Abstract
The study highlights the significant changes in respiratory virus epidemiology following the lifting of COVID-19 restrictions. Method: In this single-centre retrospective study, the virological readouts of adenovirus (AdV), influenza virus A (IAV), influenza virus B (IBV), parainfluenza viruses (PIV) 1, 2, 3, 4, respiratory syncytial virus (RSV), and coupled enterovirus and rhinovirus (EV/RV) were extracted from the respiratory specimens of paediatric patients in Hong Kong from January 2015 to February 2024. The subjects were stratified into five age groups. Results: The study included 18,737 and 6001 respiratory specimens in the pre-COVID-19 and post-COVID-19 mask mandate period, respectively. The mean age of hospitalised patients increased from 3.49 y ± 0.03 y to 4.37 y ± 0.05 y after the COVID-19 lockdown. The rates of single-virus infection and co-infection were significantly higher in the post-COVID-19 mask mandate period. The odds ratio for AdV for all age groups (OR: 4.53, 4.03, 2.32, 2.46, 1.31) and RSV in older children from 3 years old and above (OR: 1.95, 3.38, p < 0.01) were significantly elevated after the COVID-19 outbreak. Conclusions: Our findings suggest that public health measures to contain COVID-19 may have unintended consequences on children’s natural exposure and immunity to other respiratory viruses, potentially increasing their morbidity in the post-pandemic era.

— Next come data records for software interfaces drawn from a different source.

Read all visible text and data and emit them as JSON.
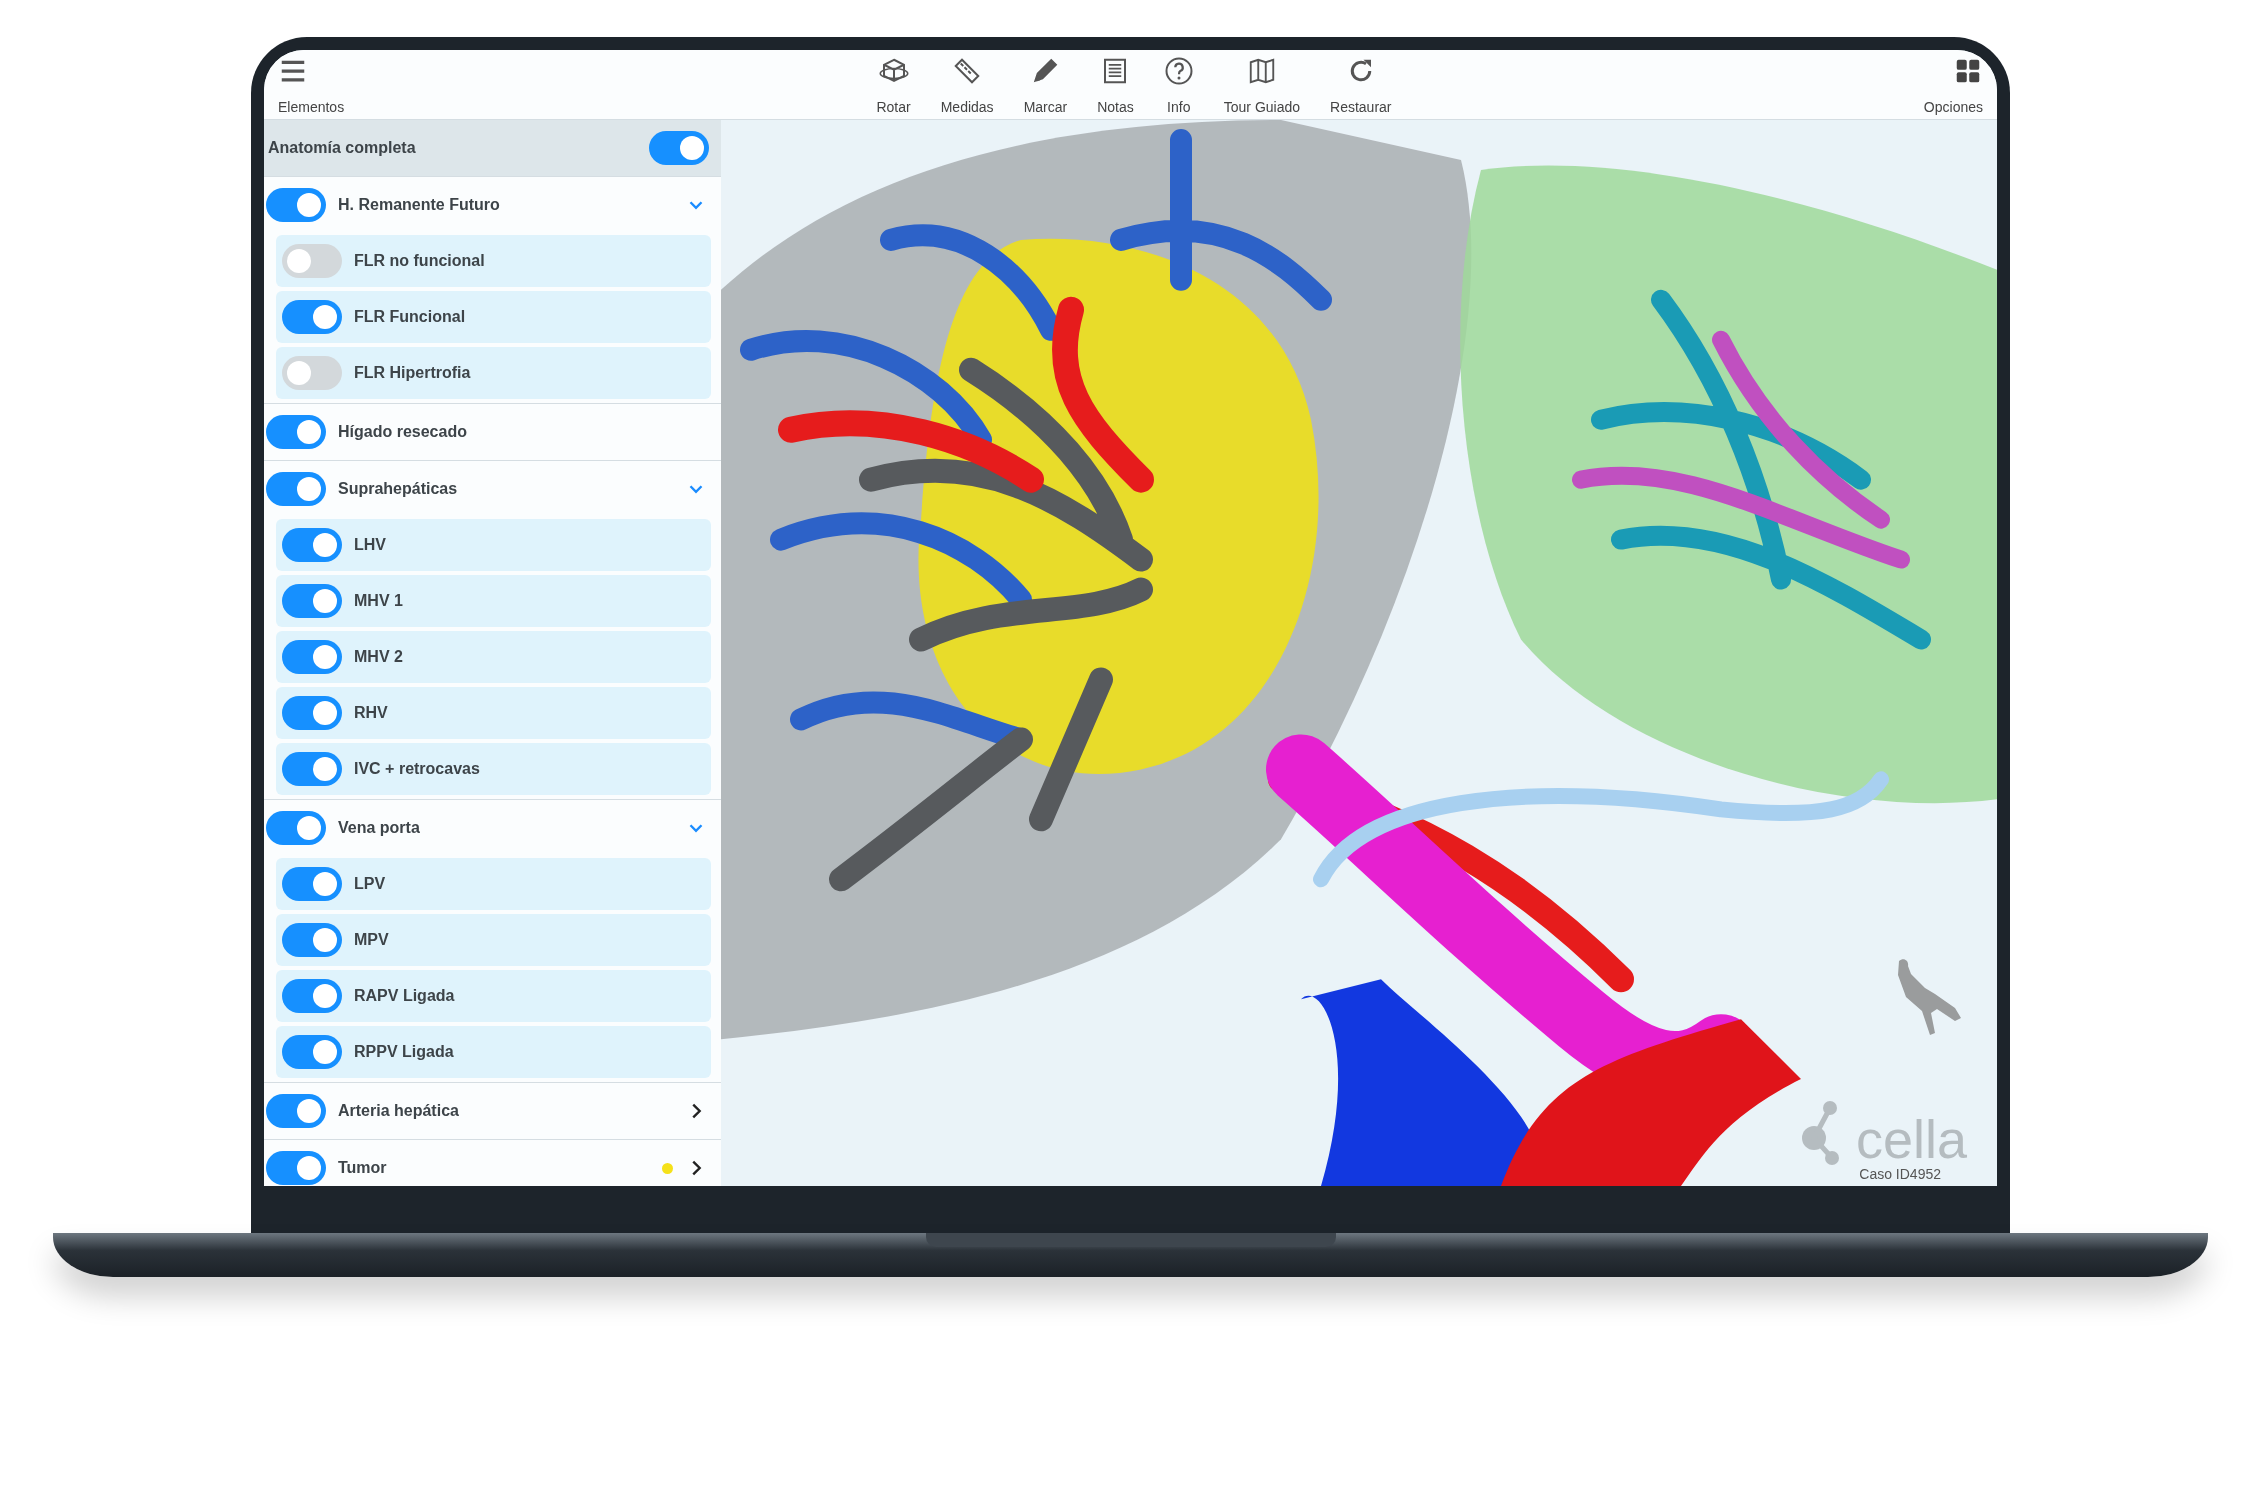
{
  "toolbar": {
    "menu": {
      "label": "Elementos"
    },
    "tools": [
      {
        "label": "Rotar"
      },
      {
        "label": "Medidas"
      },
      {
        "label": "Marcar"
      },
      {
        "label": "Notas"
      },
      {
        "label": "Info"
      },
      {
        "label": "Tour Guiado"
      },
      {
        "label": "Restaurar"
      }
    ],
    "options": {
      "label": "Opciones"
    }
  },
  "sidebar": {
    "header": {
      "label": "Anatomía completa",
      "on": true
    },
    "groups": [
      {
        "label": "H. Remanente Futuro",
        "on": true,
        "expanded": true,
        "children": [
          {
            "label": "FLR no funcional",
            "on": false
          },
          {
            "label": "FLR Funcional",
            "on": true
          },
          {
            "label": "FLR Hipertrofia",
            "on": false
          }
        ]
      },
      {
        "label": "Hígado resecado",
        "on": true
      },
      {
        "label": "Suprahepáticas",
        "on": true,
        "expanded": true,
        "children": [
          {
            "label": "LHV",
            "on": true
          },
          {
            "label": "MHV 1",
            "on": true
          },
          {
            "label": "MHV 2",
            "on": true
          },
          {
            "label": "RHV",
            "on": true
          },
          {
            "label": "IVC + retrocavas",
            "on": true
          }
        ]
      },
      {
        "label": "Vena porta",
        "on": true,
        "expanded": true,
        "children": [
          {
            "label": "LPV",
            "on": true
          },
          {
            "label": "MPV",
            "on": true
          },
          {
            "label": "RAPV Ligada",
            "on": true
          },
          {
            "label": "RPPV Ligada",
            "on": true
          }
        ]
      },
      {
        "label": "Arteria hepática",
        "on": true,
        "expanded": false
      },
      {
        "label": "Tumor",
        "on": true,
        "expanded": false,
        "color": "#f5e11a"
      }
    ]
  },
  "viewer": {
    "logo": "cella",
    "case_id": "Caso ID4952"
  }
}
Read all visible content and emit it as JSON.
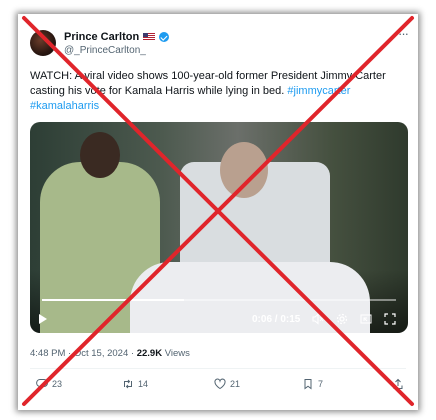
{
  "tweet": {
    "display_name": "Prince Carlton",
    "flag": "🇺🇸",
    "handle": "@_PrinceCarlton_",
    "more": "···",
    "text_plain": "WATCH: A viral video shows 100-year-old former President Jimmy Carter casting his vote for Kamala Harris while lying in bed.",
    "hashtags": [
      "#jimmycarter",
      "#kamalaharris"
    ],
    "video": {
      "time": "0:06 / 0:15",
      "progress": 0.4
    },
    "meta": {
      "time": "4:48 PM",
      "date": "Oct 15, 2024",
      "views_count": "22.9K",
      "views_label": "Views"
    },
    "actions": {
      "replies": "23",
      "retweets": "14",
      "likes": "21",
      "bookmarks": "7"
    }
  },
  "colors": {
    "accent": "#1d9bf0",
    "cross": "#e0252b",
    "text": "#0f1419",
    "secondary": "#536471"
  },
  "icons": [
    "verified-icon",
    "more-icon",
    "play-icon",
    "volume-icon",
    "settings-icon",
    "pip-icon",
    "fullscreen-icon",
    "reply-icon",
    "retweet-icon",
    "like-icon",
    "bookmark-icon",
    "share-icon"
  ]
}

Keywords: co-infection of respiratory viruses, paediatric respiratory virus epidemiology, age-specific responses, post-COVID-19
1. Introduction
Hong Kong, a city that stands out for its implementation of a zero-COVID policy [1], has provided a unique setting for our study. This policy, which included strict border control, mandatory quarantine, widespread testing, contact tracing, and universal masking, led to a distinct period in Hong Kong with minimal respiratory virus circulation, except for SARS-CoV-2. This unique environment served as a natural experiment via which to assess whether the disappearance of respiratory viruses would be associated with a change in respiratory virus epidemiology when the population resumed their normal routine after the removal of the mask mandate on 1 March 2023.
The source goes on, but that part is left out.